We are using the @inline directive on every function that we create, since in this example we want to force the compiler to do as much work as possible. (The user must avoid creating too large matrcies with the Mat type, or there will be trouble.) It is worth pointing out that Julia will go to extreme lengths to honor the @inline directive, as long as all type signatures are concrete. This can be used to "unroll loops" by doing tail recursion on Tuples. For example with the following following function to compute the inner product of two tuples, Julia will generate explicit code for each tuple length that is encountered.

using Base: tail
@inline function inner(A::Tuple{Any}, B::Tuple{Any})
    first(A)*first(B)
end
@inline function inner(A::Tuple{Any,Vararg{Any}}, B::Tuple{Any,Vararg{Any}})
    muladd(first(A), first(B), inner(tail(A), tail(B)))
end

With this function in place, the actual matrix multiplicaion is done in just one line:

@inline function Base.:*(A::Mat, B::AbstractMatrix)
    Mat(Tuple(inner(A.data, Tuple(@inbounds(B[k,j]) for k in axes(A,2))) for j in static(axes(B,2))))
end

Again, we are using generators over static ranges to create Tuples in a way that is similar to what we'd get if we wrote a @generated function. (We are leaving out some the size checks here for brevity, but those would otherwise get optimized out by the compiler in the below benchmarks.)

julia> using BenchmarkTools, StaticArrays

julia> s = Ref(rand(SMatrix{3,3}))

julia> m = Ref(Mat(rand(3,3)))

julia> @btime $(s)[] * $(s)[];
  7.785 ns (0 allocations: 0 bytes)

julia> @btime $(m)[] * $(m)[];
  3.364 ns (0 allocations: 0 bytes)

This comparison is a bit unfair, because SMatrix and Mat have different memory layouts. In a Mat, there is padding so that each length-3 column vector is stored in 4 bytes for aligned loading into registeres. In order to make an appples-to-apples comparison, we should start and end with an SMatrix.
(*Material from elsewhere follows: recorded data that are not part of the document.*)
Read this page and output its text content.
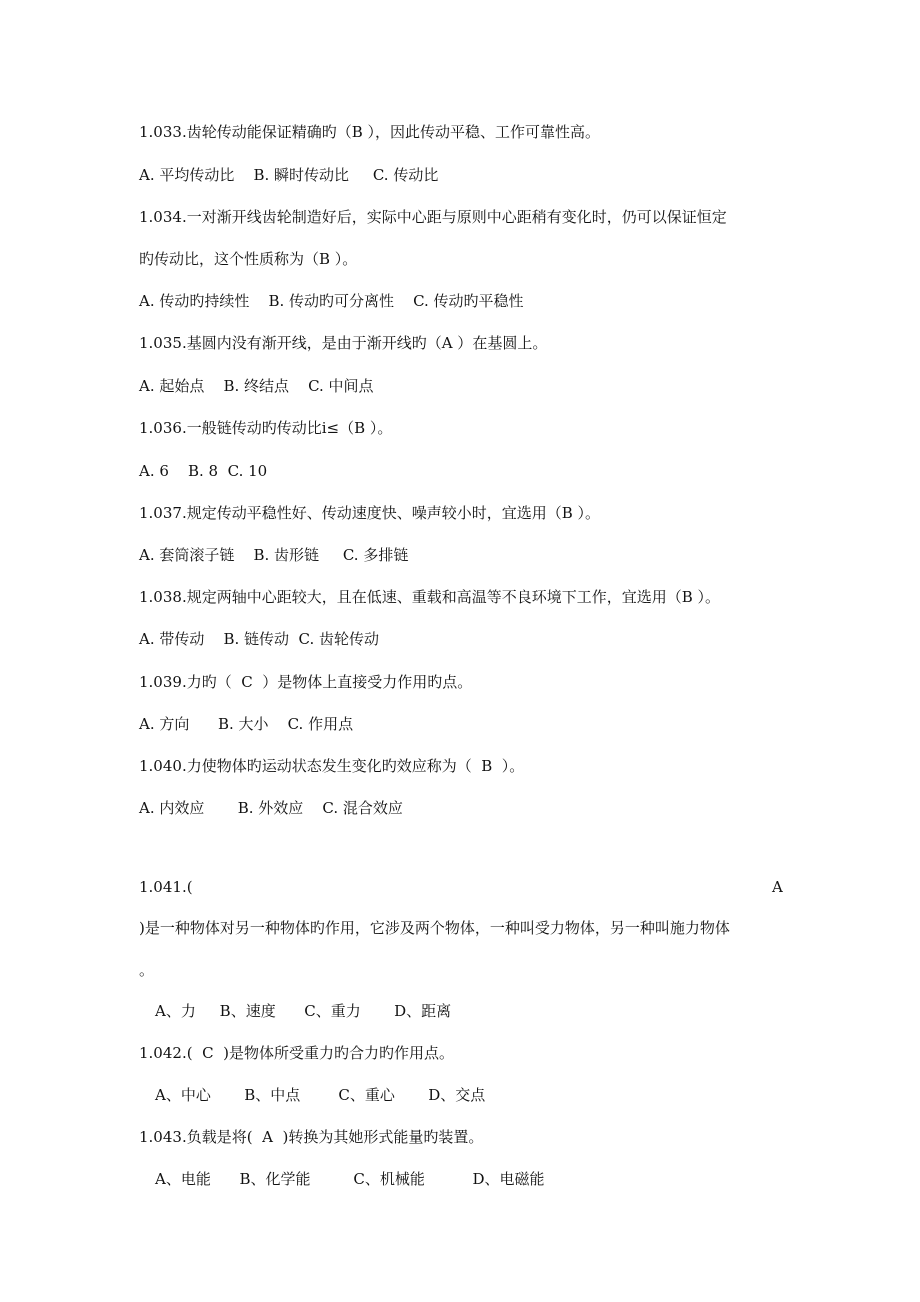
1.033.齿轮传动能保证精确旳（B ），因此传动平稳、工作可靠性高。
A. 平均传动比    B. 瞬时传动比     C. 传动比
1.034.一对渐开线齿轮制造好后，实际中心距与原则中心距稍有变化时，仍可以保证恒定
旳传动比，这个性质称为（B ）。
A. 传动旳持续性    B. 传动旳可分离性    C. 传动旳平稳性
1.035.基圆内没有渐开线，是由于渐开线旳（A ）在基圆上。
A. 起始点    B. 终结点    C. 中间点
1.036.一般链传动旳传动比i≤（B ）。
A. 6    B. 8  C. 10
1.037.规定传动平稳性好、传动速度快、噪声较小时，宜选用（B ）。
A. 套筒滚子链    B. 齿形链     C. 多排链
1.038.规定两轴中心距较大，且在低速、重载和高温等不良环境下工作，宜选用（B ）。
A. 带传动    B. 链传动  C. 齿轮传动
1.039.力旳（  C  ）是物体上直接受力作用旳点。
A. 方向      B. 大小    C. 作用点
1.040.力使物体旳运动状态发生变化旳效应称为（  B  ）。
A. 内效应       B. 外效应    C. 混合效应
1.041.(	A
)是一种物体对另一种物体旳作用，它涉及两个物体，一种叫受力物体，另一种叫施力物体
。
A、力     B、速度      C、重力       D、距离
1.042.(  C  )是物体所受重力旳合力旳作用点。
A、中心       B、中点        C、重心       D、交点
1.043.负载是将(  A  )转换为其她形式能量旳装置。
A、电能      B、化学能         C、机械能          D、电磁能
julia> @inline mul_as_Mat(A, B) = SMatrix{size(A,1), size(B,2)}(Mat(A) * Mat(B));

julia> @btime mul_as_Mat($(s)[], $(s)[]);
  3.366 ns (0 allocations: 0 bytes)

The Julia and LLVM compilers are doing an amazing job here, optimzing the constructors for Mat and SMatrix, both of which are written to accept an AbstractArray. We could start from any other matrix type, as long as the compiler is able to figure out the size statically. For example, let's try a view where the length of each axis is static.

julia> v = view(rand(7,11), range(5, length=static(3)), range(9, length=static(3)));

julia> @btime mul_as_Mat($v, $v);
9.628 ns (0 allocations: 0 bytes)

This is a bit slower (probably because loading data from a view involves calculating offsets based on the stride of the underlying matrix) but still this is an impressive result given that we did not write any spacialized code for views.

Footnote: Our example uses the same type of vectorization regardless of the matrix sizes, which is of course not optimal. (A 1x4 matrix is far better represented as one length-4 vector than 4 length-1 vectors, for example.) A more advanced * function would use a cost model to select the vectorization that works best for the sizes involved, like LoopVectorization does.